US GDP increased by 2.8 per cent annually in the third quarter, according to a flash estimate, after expectations of a 2.0 per cent rise and following second quarter growth of 2.5 per cent.
The increase, says the Bureau of Economic Analysis, primarily reflects positive contributions from personal consumption expenditures, private inventory investment, exports, residential fixed investment, nonresidential fixed investment, and state and local government spending that were partly offset by a negative contribution from federal government spending. Imports, which are a subtraction in the calculation of GDP, increased.

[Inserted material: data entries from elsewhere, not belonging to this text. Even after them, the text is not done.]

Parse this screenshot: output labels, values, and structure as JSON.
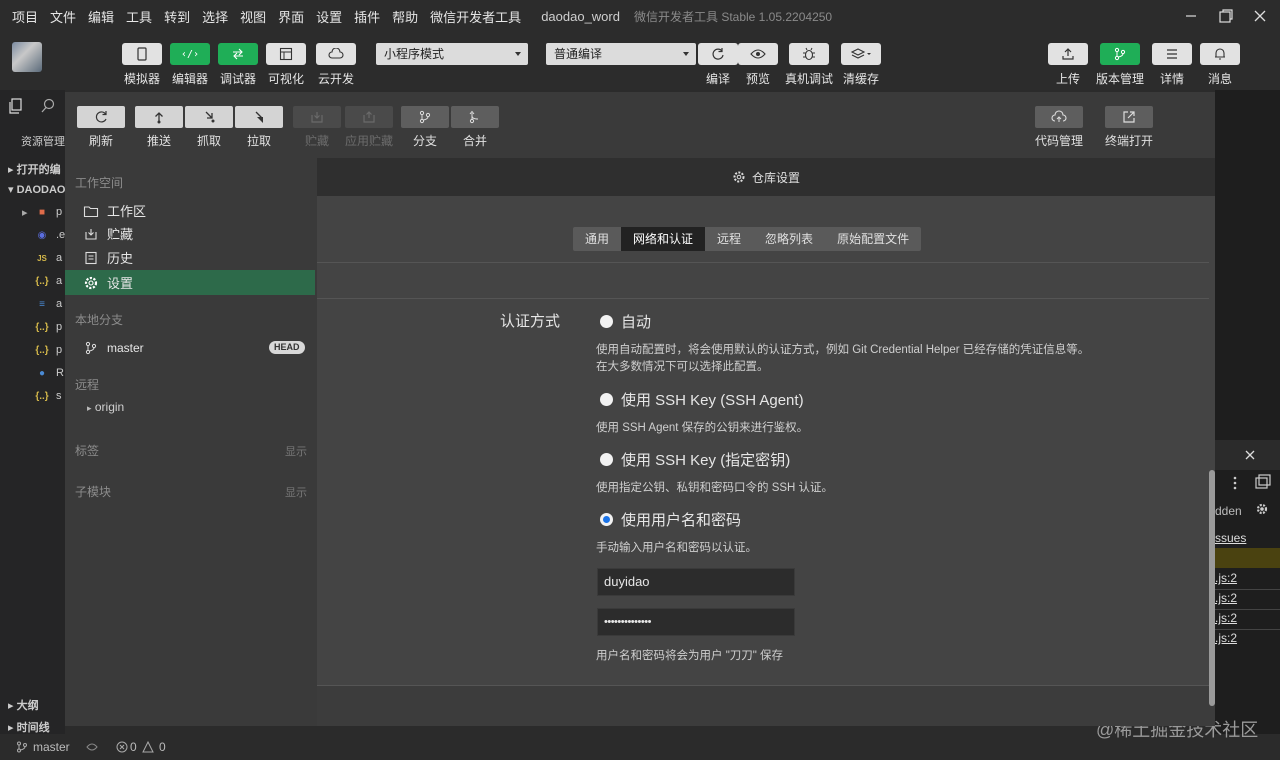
{
  "menubar": {
    "items": [
      "项目",
      "文件",
      "编辑",
      "工具",
      "转到",
      "选择",
      "视图",
      "界面",
      "设置",
      "插件",
      "帮助",
      "微信开发者工具"
    ],
    "project_name": "daodao_word",
    "app_title": "微信开发者工具 Stable 1.05.2204250"
  },
  "toolbar": {
    "simulator": "模拟器",
    "editor": "编辑器",
    "debugger": "调试器",
    "visualize": "可视化",
    "cloud": "云开发",
    "mode_select": "小程序模式",
    "compile_select": "普通编译",
    "compile": "编译",
    "preview": "预览",
    "device_debug": "真机调试",
    "clear_cache": "清缓存",
    "upload": "上传",
    "version_mgmt": "版本管理",
    "details": "详情",
    "messages": "消息"
  },
  "background_ide": {
    "explorer_label": "资源管理",
    "open_editors": "打开的编",
    "project_root": "DAODAO",
    "outline": "大纲",
    "timeline": "时间线",
    "tree_items": [
      "p",
      ".e",
      "a",
      "a",
      "a",
      "p",
      "p",
      "R",
      "s"
    ]
  },
  "right_panel": {
    "hidden_label": "dden",
    "issues_label": "ssues",
    "log_links": [
      ".js:2",
      ".js:2",
      ".js:2",
      ".js:2"
    ]
  },
  "statusbar": {
    "branch": "master",
    "errors": "0",
    "warnings": "0",
    "watermark": "@稀土掘金技术社区"
  },
  "vc_dialog": {
    "toolbar": {
      "refresh": "刷新",
      "push": "推送",
      "fetch": "抓取",
      "pull": "拉取",
      "stash": "贮藏",
      "apply_stash": "应用贮藏",
      "branch": "分支",
      "merge": "合并",
      "code_mgmt": "代码管理",
      "open_terminal": "终端打开"
    },
    "sidebar": {
      "workspace_header": "工作空间",
      "workspace_items": [
        {
          "label": "工作区"
        },
        {
          "label": "贮藏"
        },
        {
          "label": "历史"
        },
        {
          "label": "设置"
        }
      ],
      "local_branch_header": "本地分支",
      "local_branch": "master",
      "head_badge": "HEAD",
      "remote_header": "远程",
      "remote_origin": "origin",
      "tags_header": "标签",
      "tags_show": "显示",
      "submodules_header": "子模块",
      "submodules_show": "显示"
    },
    "main": {
      "title": "仓库设置",
      "tabs": [
        "通用",
        "网络和认证",
        "远程",
        "忽略列表",
        "原始配置文件"
      ],
      "active_tab": "网络和认证",
      "auth_label": "认证方式",
      "options": [
        {
          "label": "自动",
          "checked": false,
          "desc": "使用自动配置时，将会使用默认的认证方式，例如 Git Credential Helper 已经存储的凭证信息等。在大多数情况下可以选择此配置。"
        },
        {
          "label": "使用 SSH Key (SSH Agent)",
          "checked": false,
          "desc": "使用 SSH Agent 保存的公钥来进行鉴权。"
        },
        {
          "label": "使用 SSH Key (指定密钥)",
          "checked": false,
          "desc": "使用指定公钥、私钥和密码口令的 SSH 认证。"
        },
        {
          "label": "使用用户名和密码",
          "checked": true,
          "desc": "手动输入用户名和密码以认证。"
        }
      ],
      "username": "duyidao",
      "password": "••••••••••••••",
      "save_note": "用户名和密码将会为用户 \"刀刀\" 保存"
    }
  }
}
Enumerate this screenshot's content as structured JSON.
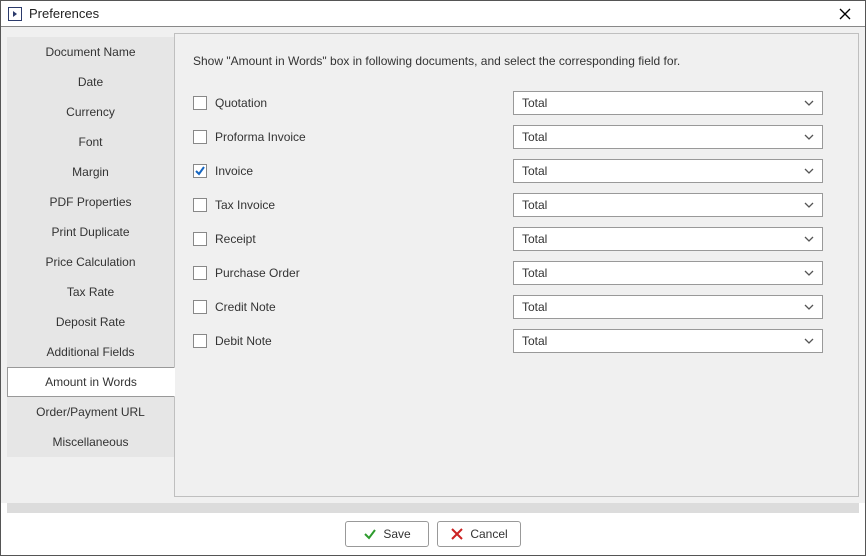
{
  "window": {
    "title": "Preferences"
  },
  "tabs": [
    {
      "label": "Document Name",
      "active": false
    },
    {
      "label": "Date",
      "active": false
    },
    {
      "label": "Currency",
      "active": false
    },
    {
      "label": "Font",
      "active": false
    },
    {
      "label": "Margin",
      "active": false
    },
    {
      "label": "PDF Properties",
      "active": false
    },
    {
      "label": "Print Duplicate",
      "active": false
    },
    {
      "label": "Price Calculation",
      "active": false
    },
    {
      "label": "Tax Rate",
      "active": false
    },
    {
      "label": "Deposit Rate",
      "active": false
    },
    {
      "label": "Additional Fields",
      "active": false
    },
    {
      "label": "Amount in Words",
      "active": true
    },
    {
      "label": "Order/Payment URL",
      "active": false
    },
    {
      "label": "Miscellaneous",
      "active": false
    }
  ],
  "content": {
    "description": "Show \"Amount in Words\" box in following documents, and select the corresponding field for.",
    "rows": [
      {
        "label": "Quotation",
        "checked": false,
        "field": "Total"
      },
      {
        "label": "Proforma Invoice",
        "checked": false,
        "field": "Total"
      },
      {
        "label": "Invoice",
        "checked": true,
        "field": "Total"
      },
      {
        "label": "Tax Invoice",
        "checked": false,
        "field": "Total"
      },
      {
        "label": "Receipt",
        "checked": false,
        "field": "Total"
      },
      {
        "label": "Purchase Order",
        "checked": false,
        "field": "Total"
      },
      {
        "label": "Credit Note",
        "checked": false,
        "field": "Total"
      },
      {
        "label": "Debit Note",
        "checked": false,
        "field": "Total"
      }
    ]
  },
  "footer": {
    "save": "Save",
    "cancel": "Cancel"
  }
}
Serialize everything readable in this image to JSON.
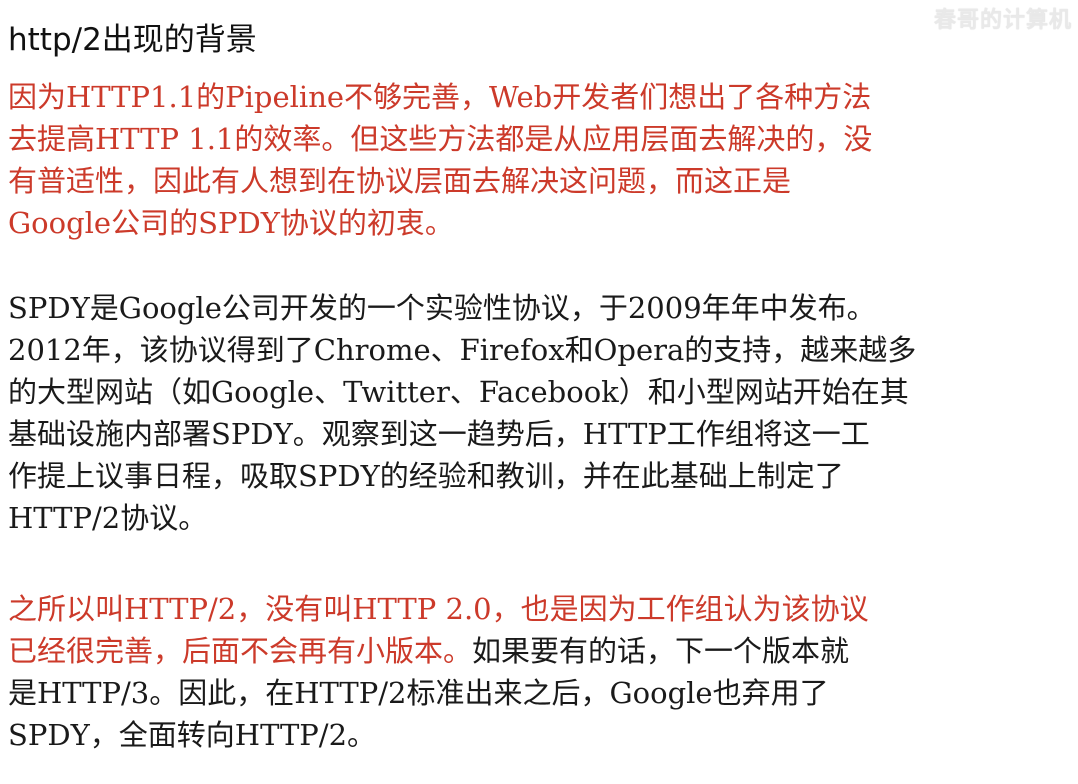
{
  "watermark": "春哥的计算机",
  "title": "http/2出现的背景",
  "paragraphs": {
    "p1": "  因为HTTP1.1的Pipeline不够完善，Web开发者们想出了各种方法\n去提高HTTP 1.1的效率。但这些方法都是从应用层面去解决的，没\n有普适性，因此有人想到在协议层面去解决这问题，而这正是\nGoogle公司的SPDY协议的初衷。",
    "p2": "  SPDY是Google公司开发的一个实验性协议，于2009年年中发布。\n2012年，该协议得到了Chrome、Firefox和Opera的支持，越来越多\n的大型网站（如Google、Twitter、Facebook）和小型网站开始在其\n基础设施内部署SPDY。观察到这一趋势后，HTTP工作组将这一工\n作提上议事日程，吸取SPDY的经验和教训，并在此基础上制定了\nHTTP/2协议。",
    "p3_red": "  之所以叫HTTP/2，没有叫HTTP 2.0，也是因为工作组认为该协议\n已经很完善，后面不会再有小版本。",
    "p3_black": "如果要有的话，下一个版本就\n是HTTP/3。因此，在HTTP/2标准出来之后，Google也弃用了\nSPDY，全面转向HTTP/2。"
  },
  "colors": {
    "red_text": "#cc3a2a",
    "black_text": "#1a1a1a",
    "background": "#ffffff"
  }
}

Paul Ashworth, chief US economist at Capital Economics:
The pick-up in third-quarter GDP growth was largely due to a bigger than expected boost from inventory accumulation, which added 0.8% pts to the headline figure. Stripping out inventories and external trade, the growth rate of final sales to domestic purchasers, which is a better gauge of underlying economic strength, slowed to 1.7% in the third quarter, from 2.1% in the second. Consumption growth slowed to 1.5%, from 1.8%, while business investment in increased by only 1.4%, down from a 4.7% gain in the previous quarter. Admittedly, residential investment increased by a strong 14.6%, but the latest monthly data on home sales and housing starts suggests that the housing recovery will provide a much smaller boost to overall GDP growth over the next couple of quarters.
The good news is that, despite the modest ongoing impact of the sequestration cuts to Federal spending, the public sector is no longer dragging the economy down. Total government consumption increased by 0.2%, driven by a 1.5% rebound in State and local government spending. The latter reflects the rebound in tax revenues, which is allowing those State and local governments, who are forced to run balanced budgets, to rehire some of the workers they let go in the aftermath of the recession.